Britain’s newest nuclear submarine runs aground
Britain’s newest nuclear submarine ran aground off a Scottish island yesterday, in an embarrassing blunder just days after the government announced sweeping cuts to the Royal Navy. However, it was towed out to sea after spending the day stuck on a...
Britain’s newest nuclear submarine ran aground off a Scottish island yesterday, in an embarrassing blunder just days after the government announced sweeping cuts to the Royal Navy.
However, it was towed out to sea after spending the day stuck on a shingle bank.
HMS Astute – billed as the kingdom’s most powerful hunter-killer submarine – was towed free from rocks off the Isle of Skye at high tide.
The submarine was being towed out to spend the night in deeper waters. It will be examined for damage today.
“It is a continuous process of assessment of the situation,” a Royal Navy spokesman said.
The submarine will return to its Faslane base in western Scotland.
“Astute is the largest, most advanced and most formidable vessel of its kind ever operated by the Royal Navy,” the force says on its website.
“She incorporates the latest stealth technology combined with a world-beating sonar system and equipped with Spearfish torpedoes and state of the art Tomahawk land attack missiles to make her a supremely effective naval asset.

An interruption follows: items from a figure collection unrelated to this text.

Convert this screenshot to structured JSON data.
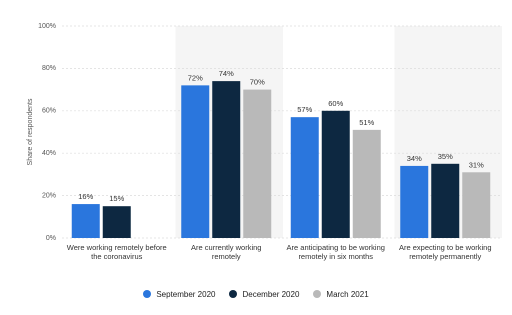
{
  "chart_data": {
    "type": "bar",
    "y_label": "Share of respondents",
    "categories": [
      "Were working remotely before the coronavirus",
      "Are currently working remotely",
      "Are anticipating to be working remotely in six months",
      "Are expecting to be working remotely permanently"
    ],
    "series": [
      {
        "name": "September 2020",
        "color": "#2a76dd",
        "values": [
          16,
          72,
          57,
          34
        ],
        "value_labels": [
          "16%",
          "72%",
          "57%",
          "34%"
        ]
      },
      {
        "name": "December 2020",
        "color": "#0d2841",
        "values": [
          15,
          74,
          60,
          35
        ],
        "value_labels": [
          "15%",
          "74%",
          "60%",
          "35%"
        ]
      },
      {
        "name": "March 2021",
        "color": "#b9b9b9",
        "values": [
          null,
          70,
          51,
          31
        ],
        "value_labels": [
          null,
          "70%",
          "51%",
          "31%"
        ]
      }
    ],
    "ylim": [
      0,
      100
    ],
    "yticks": [
      {
        "value": 0,
        "label": "0%"
      },
      {
        "value": 20,
        "label": "20%"
      },
      {
        "value": 40,
        "label": "40%"
      },
      {
        "value": 60,
        "label": "60%"
      },
      {
        "value": 80,
        "label": "80%"
      },
      {
        "value": 100,
        "label": "100%"
      }
    ],
    "grid": true
  }
}
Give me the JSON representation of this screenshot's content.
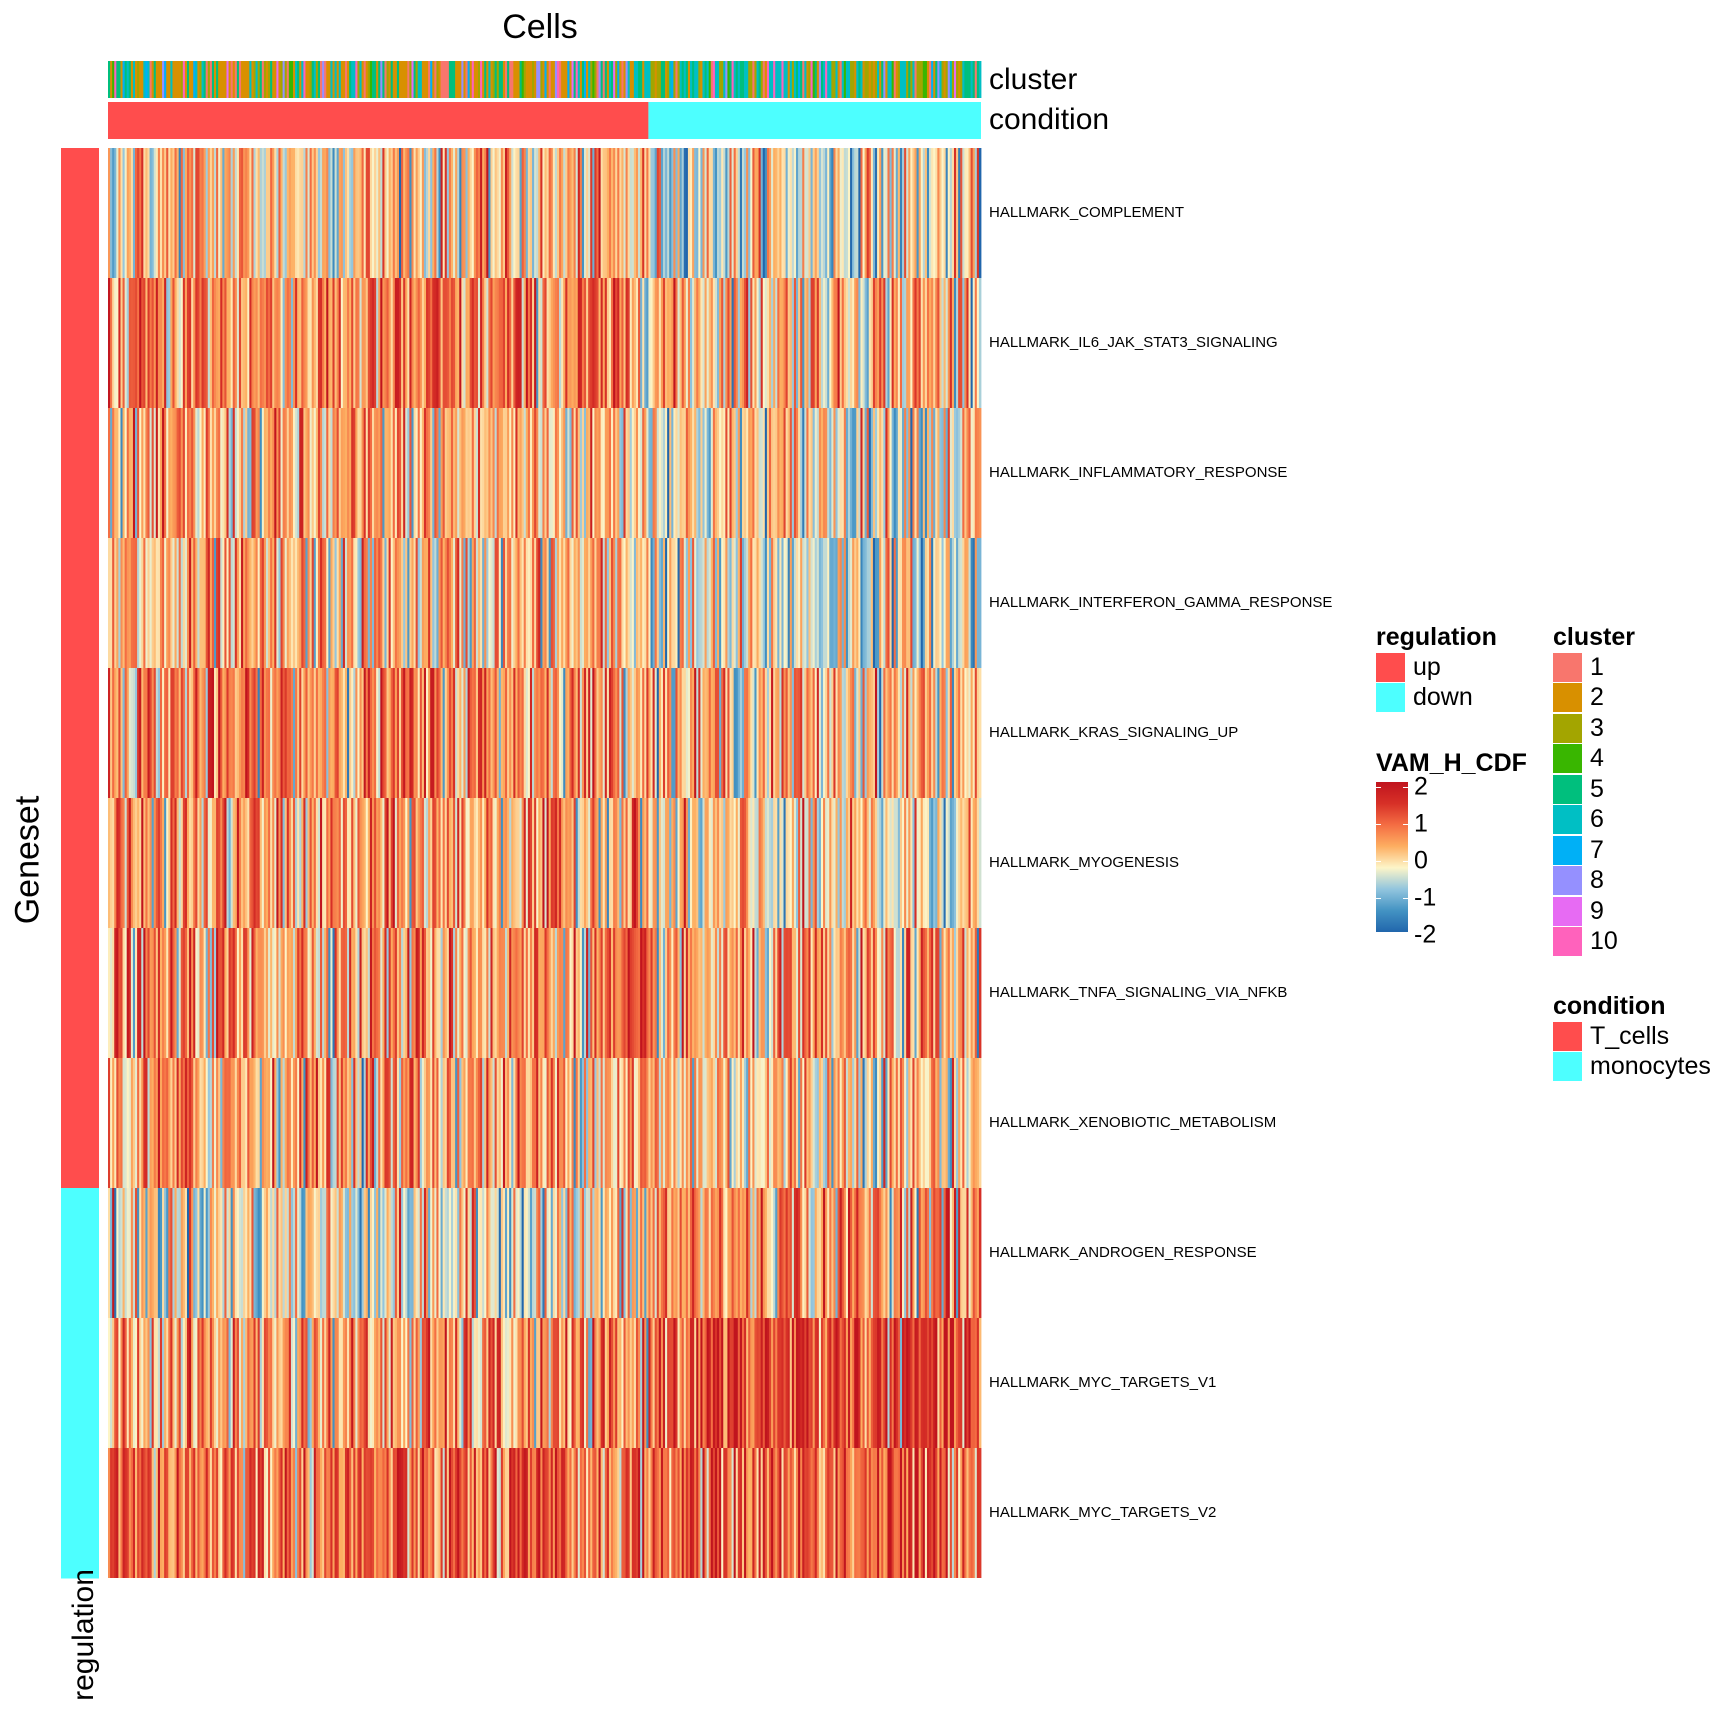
{
  "chart_data": {
    "type": "heatmap",
    "title": "Cells",
    "ylabel": "Geneset",
    "column_annotations": [
      {
        "name": "cluster",
        "levels": [
          "1",
          "2",
          "3",
          "4",
          "5",
          "6",
          "7",
          "8",
          "9",
          "10"
        ]
      },
      {
        "name": "condition",
        "levels": [
          "T_cells",
          "monocytes"
        ],
        "split_fraction": 0.62
      }
    ],
    "row_annotation": {
      "name": "regulation"
    },
    "rows": [
      {
        "label": "HALLMARK_COMPLEMENT",
        "regulation": "up",
        "mean_T_cells": 0.1,
        "mean_monocytes": -0.3
      },
      {
        "label": "HALLMARK_IL6_JAK_STAT3_SIGNALING",
        "regulation": "up",
        "mean_T_cells": 0.6,
        "mean_monocytes": 0.3
      },
      {
        "label": "HALLMARK_INFLAMMATORY_RESPONSE",
        "regulation": "up",
        "mean_T_cells": 0.2,
        "mean_monocytes": -0.1
      },
      {
        "label": "HALLMARK_INTERFERON_GAMMA_RESPONSE",
        "regulation": "up",
        "mean_T_cells": 0.1,
        "mean_monocytes": -0.4
      },
      {
        "label": "HALLMARK_KRAS_SIGNALING_UP",
        "regulation": "up",
        "mean_T_cells": 0.6,
        "mean_monocytes": 0.2
      },
      {
        "label": "HALLMARK_MYOGENESIS",
        "regulation": "up",
        "mean_T_cells": 0.4,
        "mean_monocytes": -0.2
      },
      {
        "label": "HALLMARK_TNFA_SIGNALING_VIA_NFKB",
        "regulation": "up",
        "mean_T_cells": 0.5,
        "mean_monocytes": 0.2
      },
      {
        "label": "HALLMARK_XENOBIOTIC_METABOLISM",
        "regulation": "up",
        "mean_T_cells": 0.4,
        "mean_monocytes": 0.1
      },
      {
        "label": "HALLMARK_ANDROGEN_RESPONSE",
        "regulation": "down",
        "mean_T_cells": -0.2,
        "mean_monocytes": 0.5
      },
      {
        "label": "HALLMARK_MYC_TARGETS_V1",
        "regulation": "down",
        "mean_T_cells": 0.4,
        "mean_monocytes": 1.2
      },
      {
        "label": "HALLMARK_MYC_TARGETS_V2",
        "regulation": "down",
        "mean_T_cells": 0.8,
        "mean_monocytes": 1.0
      }
    ],
    "colorbar": {
      "name": "VAM_H_CDF",
      "range": [
        -2,
        2
      ],
      "ticks": [
        2,
        1,
        0,
        -1,
        -2
      ],
      "colors": [
        "#2166ac",
        "#4393c3",
        "#92c5de",
        "#fdf5c8",
        "#fdae61",
        "#f46d43",
        "#d73027",
        "#c0141e"
      ]
    },
    "grid": false,
    "legend_position": "right"
  },
  "legends": {
    "regulation": {
      "title": "regulation",
      "items": [
        {
          "label": "up",
          "color": "#ff4d4d"
        },
        {
          "label": "down",
          "color": "#4dffff"
        }
      ]
    },
    "colorbar": {
      "title": "VAM_H_CDF",
      "ticks": [
        "2",
        "1",
        "0",
        "-1",
        "-2"
      ]
    },
    "cluster": {
      "title": "cluster",
      "items": [
        {
          "label": "1",
          "color": "#f8766d"
        },
        {
          "label": "2",
          "color": "#d89000"
        },
        {
          "label": "3",
          "color": "#a3a500"
        },
        {
          "label": "4",
          "color": "#39b600"
        },
        {
          "label": "5",
          "color": "#00bf7d"
        },
        {
          "label": "6",
          "color": "#00bfc4"
        },
        {
          "label": "7",
          "color": "#00b0f6"
        },
        {
          "label": "8",
          "color": "#9590ff"
        },
        {
          "label": "9",
          "color": "#e76bf3"
        },
        {
          "label": "10",
          "color": "#ff62bc"
        }
      ]
    },
    "condition": {
      "title": "condition",
      "items": [
        {
          "label": "T_cells",
          "color": "#ff4d4d"
        },
        {
          "label": "monocytes",
          "color": "#4dffff"
        }
      ]
    }
  }
}
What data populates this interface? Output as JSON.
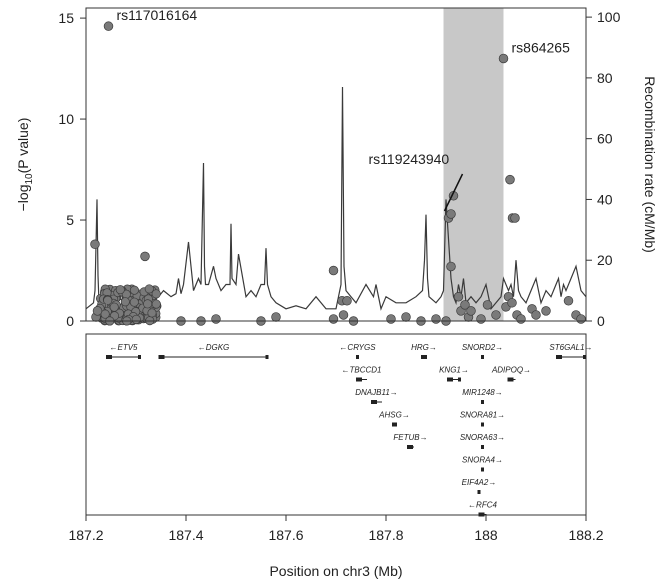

“Astute is designed to fulfil a range of key strategic and tactical roles including anti-ship and anti-submarine operations, surveillance and intelligence gathering and support for land forces.”
The defence ministry said there was no environmental damage after the rudder of the submarine got stuck on rocks near the Isle of Skye.
Tugboats were waiting until the next low tide to try to free the £3.5-billion- (€3.94-billion) sub, which only entered service in August, the ministry said.
Television footage showed the stranded vessel emitting clouds of steam and lying half submerged in a stretch of shallow water against a backdrop of dark green hills several hours after the incident.
The accident comes just days after the government announced sweeping cuts to Britain’s armed forces including the scrapping of the Royal Navy’s flagship aircraft carrier, the Ark Royal.
The BBC reported that one of the tugs – the one sent by the coastguard – was also set to be taken out of service in 2011 under the sweeping austerity measures announced on Wednesday by the Conservative-Liberal Democrat coalition.
Astute was named and launched by Prince Charles’s wife Camilla, the Duchess of Cornwall, in 2007 and was commissioned into the navy less than two months ago after intensive sea trials.
Weighing 7,800 tonnes and almost 100 metres long, it is equipped with special noise reduction technology enabling it to “operate covertly and remain undetected in almost all circumstances,” the ministry said.